Why Does Debt Bring Risk?
Generally speaking, debt only becomes a real problem when a company can't easily pay it off, either by raising capital or with its own cash flow. Ultimately, if the company can't fulfill its legal obligations to repay debt, shareholders could walk away with nothing. However, a more usual (but still expensive) situation is where a company must dilute shareholders at a cheap share price simply to get debt under control. Of course, plenty of companies use debt to fund growth, without any negative consequences. The first step when considering a company's debt levels is to consider its cash and debt together.
Check out our latest analysis for Seouleaguer
What Is Seouleaguer's Net Debt?
You can click the graphic below for the historical numbers, but it shows that as of September 2020 Seouleaguer had ₩45.1b of debt, an increase on ₩32.2b, over one year. However, because it has a cash reserve of ₩27.3b, its net debt is less, at about ₩17.8b.
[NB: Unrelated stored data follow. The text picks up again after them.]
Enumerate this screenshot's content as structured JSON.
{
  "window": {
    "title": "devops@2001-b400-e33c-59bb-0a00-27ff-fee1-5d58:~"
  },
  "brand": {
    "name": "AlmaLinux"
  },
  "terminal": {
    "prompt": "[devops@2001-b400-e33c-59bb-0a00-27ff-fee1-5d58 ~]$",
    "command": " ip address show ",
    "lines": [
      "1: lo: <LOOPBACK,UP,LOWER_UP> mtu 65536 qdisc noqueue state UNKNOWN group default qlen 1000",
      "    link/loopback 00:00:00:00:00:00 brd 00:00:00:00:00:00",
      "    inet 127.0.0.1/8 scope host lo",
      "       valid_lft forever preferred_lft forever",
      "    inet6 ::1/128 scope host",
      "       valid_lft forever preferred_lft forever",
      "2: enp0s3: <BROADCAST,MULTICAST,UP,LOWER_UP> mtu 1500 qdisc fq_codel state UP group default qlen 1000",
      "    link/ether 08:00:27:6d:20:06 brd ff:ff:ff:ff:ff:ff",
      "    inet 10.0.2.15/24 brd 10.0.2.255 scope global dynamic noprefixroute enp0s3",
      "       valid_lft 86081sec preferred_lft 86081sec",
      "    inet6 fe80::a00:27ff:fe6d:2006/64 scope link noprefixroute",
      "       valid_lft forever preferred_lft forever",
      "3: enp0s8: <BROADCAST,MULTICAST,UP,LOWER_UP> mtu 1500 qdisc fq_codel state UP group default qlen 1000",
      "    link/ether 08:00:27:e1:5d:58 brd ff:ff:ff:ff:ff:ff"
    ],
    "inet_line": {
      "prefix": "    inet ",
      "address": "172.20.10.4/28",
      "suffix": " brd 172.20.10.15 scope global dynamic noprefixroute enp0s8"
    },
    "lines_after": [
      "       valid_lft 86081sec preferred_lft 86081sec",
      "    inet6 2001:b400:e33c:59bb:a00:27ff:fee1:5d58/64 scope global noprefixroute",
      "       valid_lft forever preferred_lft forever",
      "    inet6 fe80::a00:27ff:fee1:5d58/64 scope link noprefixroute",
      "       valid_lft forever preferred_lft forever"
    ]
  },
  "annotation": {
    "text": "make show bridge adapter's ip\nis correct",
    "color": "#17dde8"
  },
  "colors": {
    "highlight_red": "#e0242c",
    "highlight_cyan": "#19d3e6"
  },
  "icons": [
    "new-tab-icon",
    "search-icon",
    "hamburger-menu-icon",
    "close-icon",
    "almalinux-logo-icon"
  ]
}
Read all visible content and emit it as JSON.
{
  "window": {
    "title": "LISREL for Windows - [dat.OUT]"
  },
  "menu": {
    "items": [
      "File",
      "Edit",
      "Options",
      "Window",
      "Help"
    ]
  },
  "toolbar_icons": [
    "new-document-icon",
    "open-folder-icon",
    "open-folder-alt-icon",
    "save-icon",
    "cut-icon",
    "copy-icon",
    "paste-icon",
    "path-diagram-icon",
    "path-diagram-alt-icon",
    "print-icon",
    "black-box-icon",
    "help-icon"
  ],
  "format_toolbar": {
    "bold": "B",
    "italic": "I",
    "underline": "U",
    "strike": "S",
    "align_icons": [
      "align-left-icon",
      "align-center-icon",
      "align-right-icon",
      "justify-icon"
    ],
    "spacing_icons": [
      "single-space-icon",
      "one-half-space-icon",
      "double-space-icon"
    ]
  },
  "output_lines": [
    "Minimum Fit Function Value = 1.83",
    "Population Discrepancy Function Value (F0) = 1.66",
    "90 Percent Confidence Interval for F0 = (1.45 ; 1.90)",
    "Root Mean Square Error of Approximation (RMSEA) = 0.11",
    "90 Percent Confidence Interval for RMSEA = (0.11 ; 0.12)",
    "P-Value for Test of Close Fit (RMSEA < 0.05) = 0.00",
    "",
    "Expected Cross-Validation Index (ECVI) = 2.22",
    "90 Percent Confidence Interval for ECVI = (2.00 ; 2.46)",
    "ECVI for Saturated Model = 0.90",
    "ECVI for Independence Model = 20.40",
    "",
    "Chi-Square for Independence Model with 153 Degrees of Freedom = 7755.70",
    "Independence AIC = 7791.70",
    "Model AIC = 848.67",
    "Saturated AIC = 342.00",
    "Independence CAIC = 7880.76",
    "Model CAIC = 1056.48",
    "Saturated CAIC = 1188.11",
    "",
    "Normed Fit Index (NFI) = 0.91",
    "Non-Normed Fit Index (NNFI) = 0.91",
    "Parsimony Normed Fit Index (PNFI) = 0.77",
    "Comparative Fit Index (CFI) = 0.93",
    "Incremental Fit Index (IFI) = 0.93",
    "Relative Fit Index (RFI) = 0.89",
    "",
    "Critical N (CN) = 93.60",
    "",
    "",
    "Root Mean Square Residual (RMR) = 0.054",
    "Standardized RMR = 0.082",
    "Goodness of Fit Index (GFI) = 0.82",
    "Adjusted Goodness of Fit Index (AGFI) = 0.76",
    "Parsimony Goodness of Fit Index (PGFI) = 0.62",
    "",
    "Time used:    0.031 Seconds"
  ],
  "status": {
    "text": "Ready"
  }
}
How Strong Is Seouleaguer's Balance Sheet?
Zooming in on the latest balance sheet data, we can see that Seouleaguer had liabilities of ₩46.2b due within 12 months and liabilities of ₩21.9b due beyond that. Offsetting this, it had ₩27.3b in cash and ₩20.5b in receivables that were due within 12 months. So it has liabilities totalling ₩20.3b more than its cash and near-term receivables, combined.
This deficit isn't so bad because Seouleaguer is worth ₩36.0b, and thus could probably raise enough capital to shore up its balance sheet, if the need arose. However, it is still worthwhile taking a close look at its ability to pay off debt. When analysing debt levels, the balance sheet is the obvious place to start. But it is Seouleaguer's earnings that will influence how the balance sheet holds up in the future. So if you're keen to discover more about its earnings, it might be worth checking out this graph of its long term earnings trend.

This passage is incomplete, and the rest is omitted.